Prof. Drew said most of the council's problems had been caused by the amalgamation, as well as the fact that for four years the State government wouldn't allow councils to put their rates up, but service standards were going up and the councils were being asked to put in new infrastructure like adventure playgrounds to make the community feel good about amalgamation.
"Your councillors have done the right thing," he said.
"So many councils are in denial about how bad their situation is, but your guys fronted up.
"What impressed me was that there was going to be an election this year (before the pandemic changed things) and I warned them the report would in all likelihood involve increases in fees and rates, and some criticisms of things the council had done in the past, which mightn't be the smartest thing for their chances of re-election.

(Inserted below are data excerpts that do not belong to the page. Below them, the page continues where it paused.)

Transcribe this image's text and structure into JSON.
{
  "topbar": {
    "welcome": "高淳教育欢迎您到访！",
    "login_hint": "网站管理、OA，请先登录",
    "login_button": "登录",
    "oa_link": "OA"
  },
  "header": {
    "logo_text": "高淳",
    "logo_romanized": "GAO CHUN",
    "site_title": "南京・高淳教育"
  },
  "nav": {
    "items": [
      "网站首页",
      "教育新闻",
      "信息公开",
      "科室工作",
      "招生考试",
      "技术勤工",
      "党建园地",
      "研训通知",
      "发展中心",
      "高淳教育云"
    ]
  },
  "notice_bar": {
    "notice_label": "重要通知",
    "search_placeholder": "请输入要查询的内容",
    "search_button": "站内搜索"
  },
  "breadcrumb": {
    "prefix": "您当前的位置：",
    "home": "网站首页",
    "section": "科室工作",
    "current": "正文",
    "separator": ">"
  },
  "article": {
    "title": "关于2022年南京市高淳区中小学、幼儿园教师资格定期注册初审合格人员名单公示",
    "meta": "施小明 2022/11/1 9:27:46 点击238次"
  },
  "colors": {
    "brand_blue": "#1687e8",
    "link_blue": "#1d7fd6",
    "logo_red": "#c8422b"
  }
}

"They didn't even hesitate - they were honest enough and had the courage of their convictions to do the right thing and get the information out.
"Just about every other council in NSW when they were given the option to wait 12 months took the option, because the bad news would come after the election.
"Your mob was actually willing to cop all the flack before they had to turn up for the polls and go for re-election again which was I think is terribly impressive."
Prof. Drew said this year three councils had approached him but Cootamundra-Gundagai was the only one he accepted because it had a group of councillors who weren't afraid of the truth.
"Also I feel sympathy for Cootamundra because you had a better amalgamation proposal everyone was happy with and you got stuck with an arrangement no-one's happy with.
"It's just so complicated and messy and it just gets worse the longer it goes on."